18 de fevereiro de 2014

Ela

Her, EUA, 2013. Direção: Spike Jonze. Roteiro: Spike Jonze. Elenco: Joaquin Phoenix, Scarlett Johansson, Amy Adams, Chris Pratt, Rooney Mara, Olivia Wilde, Laura Kai Chen. Duração: 126 min.

Eu descobri minha depressão aos 20 anos. Tomei todo o tipo de remédio que poderia ser diagnosticado, mas foi a escrita que me ajudou a passar pelos piores momentos. Expor meus sentimentos em palavras acabou sendo mais significativo que qualquer fórmula médica. De certa forma, o trabalho de um escritor ou alguém que vive com a escrita sempre indica uma forte camada pessoal. Uma reflexão sobre sua própria existência. Ele dá voz para outras pessoas – existentes ou não –, pode utilizar o seu autoafastamento para criar histórias para os outros, mas, nesse meio tempo, busca se autodescobrir. Encontrar a felicidade que proporciona para outras pessoas.

Theodore, o personagem de Joaquin Phoenix, é uma dessas pessoas. Utiliza os seus próprios sentimentos para fazer com que, em palavras, outras pessoas vivam o que gostaria de estar vivendo ou sentindo: o amor. Um dos exemplos mais bonitos utilizados pelo figurinista Casey Storm para diagnosticar essas emoções, por exemplo, é o contraste entre o vermelho usado pelo protagonista e as roupas mais claras de quem o cerca. O mesmo vermelho intenso dos estofados do trabalho tanto aponta para uma pessoa que vive aquilo sempre quanto para alguém que finge ser outra pessoa o tempo todo, denotando igualmente a sua antissociabilidade. Da mesma forma, a medida que a felicidade vai entrando na vida do rapaz, os tons de suas camisas também mudam: após a conversa com um boneco grosseiro (um dos melhores momentos do longa), é a primeira vez que Theodore utiliza uma camisa branca com um casaco vermelho por cima; noutro momento, ele usa cinza com listras vermelhas; assim por diante.

Além do mais, embora o close constante de Spike Jonze produza uma ideia de intimidade, Theodore consegue ser apenas íntimo com algo tecnológico, que o conhece mais que qualquer outra pessoa, sabe seus sonhos e foi feito para atender as suas necessidades. São tempos palpáveis, afinal. A tecnologia influencia todo o nosso cotidiano: comandos de voz, chats sexuais e, finalmente, os OSs – sistemas operacionais com sentimentos. O auge da tecnologia. O mais importante: uma realidade futura que não está totalmente fora de alcance, pelo contrário; algo que chega a tornar a empatia até um pouco desconfortável. 

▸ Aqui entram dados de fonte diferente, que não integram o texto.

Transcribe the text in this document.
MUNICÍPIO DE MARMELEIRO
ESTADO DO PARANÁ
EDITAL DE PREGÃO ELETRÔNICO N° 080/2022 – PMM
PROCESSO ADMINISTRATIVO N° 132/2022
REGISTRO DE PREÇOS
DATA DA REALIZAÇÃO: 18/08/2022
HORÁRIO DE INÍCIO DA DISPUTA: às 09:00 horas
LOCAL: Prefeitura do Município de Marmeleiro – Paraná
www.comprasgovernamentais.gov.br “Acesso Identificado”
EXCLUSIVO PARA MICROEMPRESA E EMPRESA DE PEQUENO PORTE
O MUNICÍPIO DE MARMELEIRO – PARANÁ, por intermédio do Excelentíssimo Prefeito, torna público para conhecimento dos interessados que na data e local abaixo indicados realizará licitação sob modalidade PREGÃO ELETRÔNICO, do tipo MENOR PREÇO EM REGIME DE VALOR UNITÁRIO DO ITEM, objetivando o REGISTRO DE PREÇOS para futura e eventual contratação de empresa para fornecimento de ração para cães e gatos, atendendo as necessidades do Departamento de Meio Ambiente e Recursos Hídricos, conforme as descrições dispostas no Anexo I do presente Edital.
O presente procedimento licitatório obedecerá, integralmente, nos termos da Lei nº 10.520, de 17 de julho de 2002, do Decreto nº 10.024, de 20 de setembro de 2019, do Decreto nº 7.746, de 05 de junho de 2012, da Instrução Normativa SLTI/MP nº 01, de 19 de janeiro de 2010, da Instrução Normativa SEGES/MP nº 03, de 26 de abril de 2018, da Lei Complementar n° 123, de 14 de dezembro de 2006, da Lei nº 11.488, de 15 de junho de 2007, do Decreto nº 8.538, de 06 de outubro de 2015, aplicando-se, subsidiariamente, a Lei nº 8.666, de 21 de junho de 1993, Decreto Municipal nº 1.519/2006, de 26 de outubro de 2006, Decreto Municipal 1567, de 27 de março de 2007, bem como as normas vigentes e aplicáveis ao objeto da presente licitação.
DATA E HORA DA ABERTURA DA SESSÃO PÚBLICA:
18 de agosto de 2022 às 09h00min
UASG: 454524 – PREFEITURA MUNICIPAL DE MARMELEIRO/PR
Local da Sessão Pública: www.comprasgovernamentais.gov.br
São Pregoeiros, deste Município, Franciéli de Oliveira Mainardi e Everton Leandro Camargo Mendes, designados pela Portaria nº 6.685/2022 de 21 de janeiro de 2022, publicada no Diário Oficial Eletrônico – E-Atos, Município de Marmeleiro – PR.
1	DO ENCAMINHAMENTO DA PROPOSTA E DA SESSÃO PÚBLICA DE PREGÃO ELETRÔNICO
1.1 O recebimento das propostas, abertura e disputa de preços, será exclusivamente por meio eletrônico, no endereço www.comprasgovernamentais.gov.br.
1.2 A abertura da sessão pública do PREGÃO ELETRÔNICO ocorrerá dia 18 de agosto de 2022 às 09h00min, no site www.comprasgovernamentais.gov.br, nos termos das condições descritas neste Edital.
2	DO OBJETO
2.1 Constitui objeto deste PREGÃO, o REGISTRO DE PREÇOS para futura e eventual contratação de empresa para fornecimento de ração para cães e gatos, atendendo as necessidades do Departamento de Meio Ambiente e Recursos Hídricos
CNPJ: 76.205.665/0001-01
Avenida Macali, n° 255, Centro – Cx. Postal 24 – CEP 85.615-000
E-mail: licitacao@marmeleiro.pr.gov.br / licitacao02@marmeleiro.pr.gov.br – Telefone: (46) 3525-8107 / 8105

Nesta perspectiva, Joaquin Phoenix continua trilhando certeiramente o caminho de personagens destrutivos, complexos e desiludidos que se alinham com sua própria persona pública. Seu Theodore se sente incomodado com os próprios sentimentos, demora em aceitá-los, reflete sobre suas ações e apenas se dá por vencido quando vê que não está louco – outras pessoas também estão vivendo romances com OSs, como aponta Amy (“uma amiga ficou com o OS de outra pessoa!”). Observe, ainda, o momento em que o personagem tem uma conversa com um sistema operacional de um falecido filósofo e o (perfeito) olhar ciumento que denuncia. Já Scarlett Johansson tem a atuação de uma carreira transmitindo todos os seus desejos e frustrações somente pelo tom de voz. Algo tão digno que qualquer premiação relevante a premiaria por seu trabalho. A visão dinâmica entre sociedade e tecnologia é exponencialmente mais brilhante quando é Samantha a entregá-la: desde a sua clemência pelo toque até a sua fuga para algum outro lugar (e o diálogo “Às vezes, eu acho que já senti tudo o que precisaria sentir na minha vida!” não representa apenas um deles).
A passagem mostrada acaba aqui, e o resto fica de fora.